David Marx bio photo

David Marx

Data obsessed

Twitter LinkedIn Github Stackoverflow CrossValidated

(This is a project I’ve been sitting on for a while and have just never gotten around to writing a post on. I hope to fill this in with more details in the future, but for now I just want to get it on the blog)

Let’s start off with the results. If you’re interested in reading how I built this thing, keep reading after the jump.

https://dmarx.github.io/SubredditMentionsGraph/network/

Back in February 2015, I was interested in the effect that promoting a subreddit could have on its traffic. I built a tool which you can play with at http://www.subredditmentions.com that lets you search for a subreddit and then generates a plot of the internet traffic for that subreddit (if the moderators made it public) overlaid with the times when people made comments outside of the searched subreddit linking to it. This was a really fun project with a lot of moving parts (praw scraper, sqlite datastore, flask backend, d3 + bootstrap frontend) and it deserves its own write up, but I’m not going to get into that yet

As a consequence of building this tool, I accumulated a lot of data (basically) in the form of:

(timestamp, username, subreddit of comment, linked subredit)

Read this as: “on date/time «timestamp» user «username» made a comment in «subreddit of comment» that included a link to «linked subreddit».”

I tend to see graphs everywhere and, not surprisingly, saw one here:

(timestamp, username, source, target)

I’m currently playing with leveraging the time component of the graph for another project, but for this project I just flattened the graph by ignoring the time component. This basically gives us a directed bipartite graph whose edges look like this:

    Subreddit(source) --> Redditor(username) --> Subreddit(target)

I wanted to build a weighted subreddit->subreddit graph. The first projection I tried was to just count the number of times a given (source, target) pair occurred in the data. This gave reasonable results, but necessitated a lot of additional processing because of bots. For those unfamiliar with reddit bots, the problem is basically that there are a lot of automated user accounts patrolling reddit generating formulaic comments, which can include specific subreddit names. For instance, /r/Askreddit has an automoderator rule that recommends that users post certain kinds of questions to /r/answers. Failing to ignore this heavily inflates the /r/Askreddit -> /r/Answers edge weight. Similarly, there are many bots that post a link to a single subreddit whenever they comment (usually the bot’s personal subreddit just to centralize discussion about the bot, not to spam a subreddit). There are also users who are trying to promote new subreddits that behave similarly, but they are much less of a problem in the data than bots, although I would like to handle them as well.

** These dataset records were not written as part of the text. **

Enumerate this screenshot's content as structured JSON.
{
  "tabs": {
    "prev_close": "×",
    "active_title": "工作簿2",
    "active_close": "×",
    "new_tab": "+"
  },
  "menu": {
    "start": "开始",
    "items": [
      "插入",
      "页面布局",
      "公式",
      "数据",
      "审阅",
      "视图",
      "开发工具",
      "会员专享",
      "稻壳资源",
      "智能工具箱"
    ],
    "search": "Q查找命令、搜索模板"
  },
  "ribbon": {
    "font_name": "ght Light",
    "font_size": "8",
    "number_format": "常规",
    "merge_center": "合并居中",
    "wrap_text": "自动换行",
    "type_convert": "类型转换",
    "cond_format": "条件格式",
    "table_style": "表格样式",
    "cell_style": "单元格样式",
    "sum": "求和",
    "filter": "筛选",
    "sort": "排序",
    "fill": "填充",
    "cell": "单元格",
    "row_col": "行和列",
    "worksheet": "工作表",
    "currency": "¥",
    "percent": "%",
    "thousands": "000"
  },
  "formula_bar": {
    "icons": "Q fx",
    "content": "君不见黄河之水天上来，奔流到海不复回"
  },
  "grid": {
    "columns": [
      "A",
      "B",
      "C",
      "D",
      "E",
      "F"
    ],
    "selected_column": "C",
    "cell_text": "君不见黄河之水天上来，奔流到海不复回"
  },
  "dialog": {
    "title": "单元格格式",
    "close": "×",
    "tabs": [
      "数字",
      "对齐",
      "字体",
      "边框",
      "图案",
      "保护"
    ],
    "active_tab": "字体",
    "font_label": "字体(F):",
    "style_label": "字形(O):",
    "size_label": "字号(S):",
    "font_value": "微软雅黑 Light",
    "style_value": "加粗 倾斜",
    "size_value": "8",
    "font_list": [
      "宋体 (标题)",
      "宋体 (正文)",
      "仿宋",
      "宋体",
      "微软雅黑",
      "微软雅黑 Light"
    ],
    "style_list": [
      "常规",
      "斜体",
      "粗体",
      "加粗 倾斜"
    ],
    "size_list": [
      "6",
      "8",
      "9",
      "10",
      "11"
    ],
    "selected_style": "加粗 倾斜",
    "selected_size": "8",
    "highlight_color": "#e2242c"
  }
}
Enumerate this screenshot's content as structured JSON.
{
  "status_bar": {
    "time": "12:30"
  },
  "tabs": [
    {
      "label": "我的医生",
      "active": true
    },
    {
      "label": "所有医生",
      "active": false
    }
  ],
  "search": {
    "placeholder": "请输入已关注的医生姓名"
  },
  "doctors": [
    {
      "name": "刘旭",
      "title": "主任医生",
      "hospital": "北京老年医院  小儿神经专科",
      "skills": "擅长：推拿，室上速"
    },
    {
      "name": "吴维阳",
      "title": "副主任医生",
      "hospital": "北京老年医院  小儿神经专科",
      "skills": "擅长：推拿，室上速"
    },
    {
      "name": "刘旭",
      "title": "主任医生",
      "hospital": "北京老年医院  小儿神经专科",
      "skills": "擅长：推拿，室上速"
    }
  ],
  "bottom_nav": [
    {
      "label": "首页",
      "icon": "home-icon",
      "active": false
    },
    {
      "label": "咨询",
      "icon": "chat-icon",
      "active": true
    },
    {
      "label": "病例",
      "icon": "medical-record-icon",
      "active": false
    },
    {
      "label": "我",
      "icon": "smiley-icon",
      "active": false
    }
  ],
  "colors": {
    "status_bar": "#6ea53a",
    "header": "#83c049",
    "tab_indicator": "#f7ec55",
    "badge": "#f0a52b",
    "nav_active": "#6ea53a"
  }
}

I began buy pruning out the most problematic bot accounts one by one. This worked very well, but ultimately this approach is clearly not scalable.

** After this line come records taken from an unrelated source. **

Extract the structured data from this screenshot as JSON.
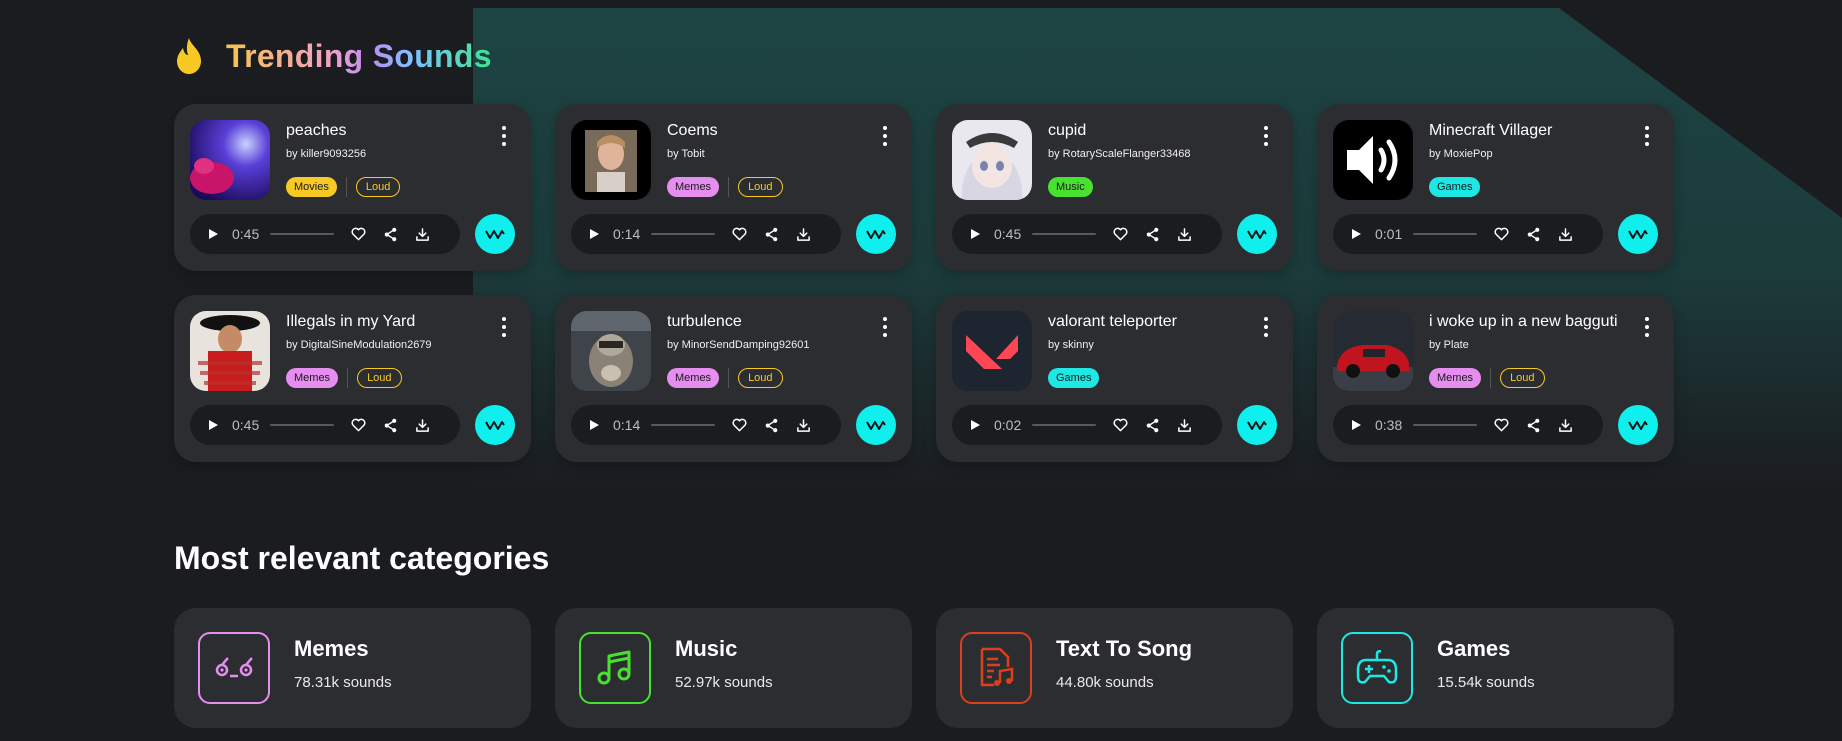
{
  "trending": {
    "title": "Trending Sounds",
    "sounds": [
      {
        "title": "peaches",
        "author": "by killer9093256",
        "time": "0:45",
        "tags": [
          {
            "label": "Movies",
            "style": "filled",
            "color": "#f7c925"
          },
          {
            "label": "Loud",
            "style": "outline",
            "color": "#f7c925"
          }
        ],
        "thumb": "peaches"
      },
      {
        "title": "Coems",
        "author": "by Tobit",
        "time": "0:14",
        "tags": [
          {
            "label": "Memes",
            "style": "filled",
            "color": "#e58ef0"
          },
          {
            "label": "Loud",
            "style": "outline",
            "color": "#f7c925"
          }
        ],
        "thumb": "coems"
      },
      {
        "title": "cupid",
        "author": "by RotaryScaleFlanger33468",
        "time": "0:45",
        "tags": [
          {
            "label": "Music",
            "style": "filled",
            "color": "#49e12f"
          }
        ],
        "thumb": "cupid"
      },
      {
        "title": "Minecraft Villager",
        "author": "by MoxiePop",
        "time": "0:01",
        "tags": [
          {
            "label": "Games",
            "style": "filled",
            "color": "#1de8e4"
          }
        ],
        "thumb": "speaker"
      },
      {
        "title": "Illegals in my Yard",
        "author": "by DigitalSineModulation2679",
        "time": "0:45",
        "tags": [
          {
            "label": "Memes",
            "style": "filled",
            "color": "#e58ef0"
          },
          {
            "label": "Loud",
            "style": "outline",
            "color": "#f7c925"
          }
        ],
        "thumb": "illegals"
      },
      {
        "title": "turbulence",
        "author": "by MinorSendDamping92601",
        "time": "0:14",
        "tags": [
          {
            "label": "Memes",
            "style": "filled",
            "color": "#e58ef0"
          },
          {
            "label": "Loud",
            "style": "outline",
            "color": "#f7c925"
          }
        ],
        "thumb": "raccoon"
      },
      {
        "title": "valorant teleporter",
        "author": "by skinny",
        "time": "0:02",
        "tags": [
          {
            "label": "Games",
            "style": "filled",
            "color": "#1de8e4"
          }
        ],
        "thumb": "valorant"
      },
      {
        "title": "i woke up in a new bagguti",
        "author": "by Plate",
        "time": "0:38",
        "tags": [
          {
            "label": "Memes",
            "style": "filled",
            "color": "#e58ef0"
          },
          {
            "label": "Loud",
            "style": "outline",
            "color": "#f7c925"
          }
        ],
        "thumb": "car"
      }
    ]
  },
  "categories": {
    "title": "Most relevant categories",
    "items": [
      {
        "name": "Memes",
        "count": "78.31k sounds",
        "icon": "meme-face-icon",
        "color": "#e58ef0"
      },
      {
        "name": "Music",
        "count": "52.97k sounds",
        "icon": "music-note-icon",
        "color": "#49e12f"
      },
      {
        "name": "Text To Song",
        "count": "44.80k sounds",
        "icon": "text-to-song-icon",
        "color": "#d9411e"
      },
      {
        "name": "Games",
        "count": "15.54k sounds",
        "icon": "gamepad-icon",
        "color": "#1de8e4"
      }
    ]
  },
  "colors": {
    "accent": "#0ff0ee",
    "card_bg": "#2c2d31",
    "page_bg": "#1b1c20"
  }
}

I ultimately went with a different projection: calculating edge weight between two subreddits as the count of unique users associated with that edge. This approach has the added benefit of making edge weights interpretable as “the number of users who voted in support of this subreddit->subreddit relationship.”

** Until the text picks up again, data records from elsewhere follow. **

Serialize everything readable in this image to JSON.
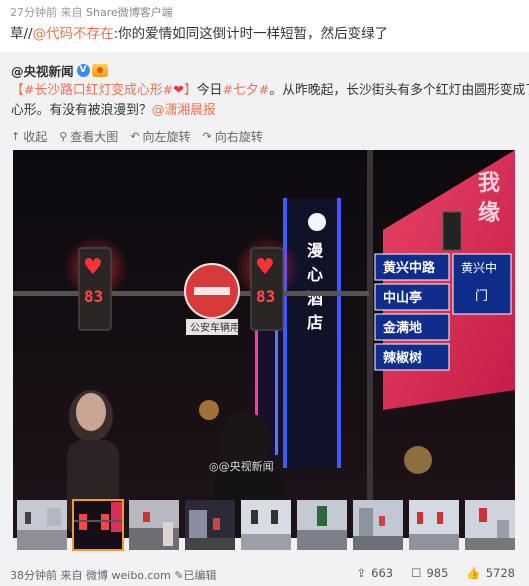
{
  "post": {
    "time": "27分钟前",
    "from_prefix": "来自",
    "source": "Share微博客户端",
    "comment_prefix": "草//",
    "comment_mention": "@代码不存在",
    "comment_body": ":你的爱情如同这倒计时一样短暂，然后变绿了"
  },
  "original": {
    "author": "@央视新闻",
    "verified_mark": "V",
    "line1_topic": "【#长沙路口红灯变成心形#",
    "line1_heart": "❤",
    "line1_close": "】",
    "line1_rest": "今日",
    "line1_topic2": "#七夕#",
    "line1_end": "。从昨晚起，长沙街头有多个红灯由圆形变成了",
    "line2_start": "心形。有没有被浪漫到？",
    "line2_mention": "@潇湘晨报",
    "toolbar": {
      "collapse": "收起",
      "view_large": "查看大图",
      "rotate_left": "向左旋转",
      "rotate_right": "向右旋转"
    },
    "photo": {
      "signal_left": "83",
      "signal_right": "83",
      "sign": "公安车辆用",
      "building_sign": "漫心酒店",
      "road_signs": [
        "黄兴中路",
        "中山亭",
        "金满地",
        "辣椒树"
      ],
      "watermark": "@央视新闻"
    },
    "thumbnail_count": 9,
    "active_thumbnail": 2
  },
  "footer": {
    "time": "38分钟前",
    "from_prefix": "来自",
    "source": "微博 weibo.com",
    "edited": "已编辑",
    "reposts": "663",
    "comments": "985",
    "likes": "5728"
  },
  "colors": {
    "accent_link": "#eb7350",
    "blue_link": "#3d79c2",
    "repost_bg": "#f2f2f5",
    "active_thumb": "#f29a2e"
  }
}
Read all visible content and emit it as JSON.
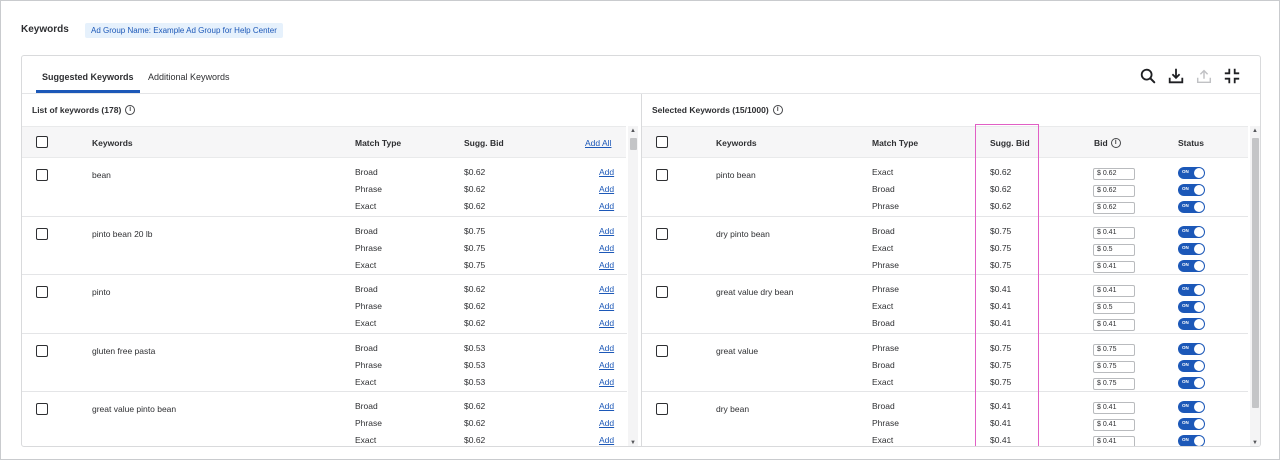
{
  "header": {
    "title": "Keywords",
    "ad_group_chip": "Ad Group Name: Example Ad Group for Help Center"
  },
  "tabs": [
    {
      "label": "Suggested Keywords",
      "active": true
    },
    {
      "label": "Additional Keywords",
      "active": false
    }
  ],
  "toolbar": {
    "icons": [
      "search-icon",
      "download-icon",
      "upload-icon",
      "collapse-icon"
    ]
  },
  "left_pane": {
    "title": "List of keywords (178)",
    "columns": {
      "keywords": "Keywords",
      "match_type": "Match Type",
      "sugg_bid": "Sugg. Bid",
      "add_all": "Add All"
    },
    "add_label": "Add",
    "groups": [
      {
        "keyword": "bean",
        "rows": [
          {
            "match": "Broad",
            "bid": "$0.62"
          },
          {
            "match": "Phrase",
            "bid": "$0.62"
          },
          {
            "match": "Exact",
            "bid": "$0.62"
          }
        ]
      },
      {
        "keyword": "pinto bean 20 lb",
        "rows": [
          {
            "match": "Broad",
            "bid": "$0.75"
          },
          {
            "match": "Phrase",
            "bid": "$0.75"
          },
          {
            "match": "Exact",
            "bid": "$0.75"
          }
        ]
      },
      {
        "keyword": "pinto",
        "rows": [
          {
            "match": "Broad",
            "bid": "$0.62"
          },
          {
            "match": "Phrase",
            "bid": "$0.62"
          },
          {
            "match": "Exact",
            "bid": "$0.62"
          }
        ]
      },
      {
        "keyword": "gluten free pasta",
        "rows": [
          {
            "match": "Broad",
            "bid": "$0.53"
          },
          {
            "match": "Phrase",
            "bid": "$0.53"
          },
          {
            "match": "Exact",
            "bid": "$0.53"
          }
        ]
      },
      {
        "keyword": "great value pinto bean",
        "rows": [
          {
            "match": "Broad",
            "bid": "$0.62"
          },
          {
            "match": "Phrase",
            "bid": "$0.62"
          },
          {
            "match": "Exact",
            "bid": "$0.62"
          }
        ]
      }
    ]
  },
  "right_pane": {
    "title": "Selected Keywords (15/1000)",
    "columns": {
      "keywords": "Keywords",
      "match_type": "Match Type",
      "sugg_bid": "Sugg. Bid",
      "bid": "Bid",
      "status": "Status"
    },
    "toggle_label": "ON",
    "groups": [
      {
        "keyword": "pinto bean",
        "rows": [
          {
            "match": "Exact",
            "sugg": "$0.62",
            "bid": "$ 0.62",
            "on": true
          },
          {
            "match": "Broad",
            "sugg": "$0.62",
            "bid": "$ 0.62",
            "on": true
          },
          {
            "match": "Phrase",
            "sugg": "$0.62",
            "bid": "$ 0.62",
            "on": true
          }
        ]
      },
      {
        "keyword": "dry pinto bean",
        "rows": [
          {
            "match": "Broad",
            "sugg": "$0.75",
            "bid": "$ 0.41",
            "on": true
          },
          {
            "match": "Exact",
            "sugg": "$0.75",
            "bid": "$ 0.5",
            "on": true
          },
          {
            "match": "Phrase",
            "sugg": "$0.75",
            "bid": "$ 0.41",
            "on": true
          }
        ]
      },
      {
        "keyword": "great value dry bean",
        "rows": [
          {
            "match": "Phrase",
            "sugg": "$0.41",
            "bid": "$ 0.41",
            "on": true
          },
          {
            "match": "Exact",
            "sugg": "$0.41",
            "bid": "$ 0.5",
            "on": true
          },
          {
            "match": "Broad",
            "sugg": "$0.41",
            "bid": "$ 0.41",
            "on": true
          }
        ]
      },
      {
        "keyword": "great value",
        "rows": [
          {
            "match": "Phrase",
            "sugg": "$0.75",
            "bid": "$ 0.75",
            "on": true
          },
          {
            "match": "Broad",
            "sugg": "$0.75",
            "bid": "$ 0.75",
            "on": true
          },
          {
            "match": "Exact",
            "sugg": "$0.75",
            "bid": "$ 0.75",
            "on": true
          }
        ]
      },
      {
        "keyword": "dry bean",
        "rows": [
          {
            "match": "Broad",
            "sugg": "$0.41",
            "bid": "$ 0.41",
            "on": true
          },
          {
            "match": "Phrase",
            "sugg": "$0.41",
            "bid": "$ 0.41",
            "on": true
          },
          {
            "match": "Exact",
            "sugg": "$0.41",
            "bid": "$ 0.41",
            "on": true
          }
        ]
      }
    ]
  },
  "colors": {
    "accent": "#1c58b8",
    "highlight": "#e15fc5",
    "chip_bg": "#e6f1fc"
  }
}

Using this alternative projection, I found I didn’t need to account for bots at all. I still could, but each bot now only contributes a single “vote” so their effect is sufficiently mitigated to no longer being problematic and arguably being as useful as any other user promoting a given edge. Instead of targetting bots directly, I found I got good results by just dropping all edges that didn’t have a weight of at least 2.

I had been storing data for subredditmentions.com in a sqlite database, so building the edge list reduced to a simple sql query:

SELECT source, target, COUNT(DISTINCT users) weight 
FROM mentions 
GROUP BY source, target
HAVING weight >= 2;

To build the visualization, I spooled the edgelist to a csv, read it into Gephi, calculated the layout using the ForceAtlas 2 algorithm in LinLog mode with the “prevent overlap” feature, and then exported the result toa sigma.js webapp using a plugin provided by the Oxford Internet Institute.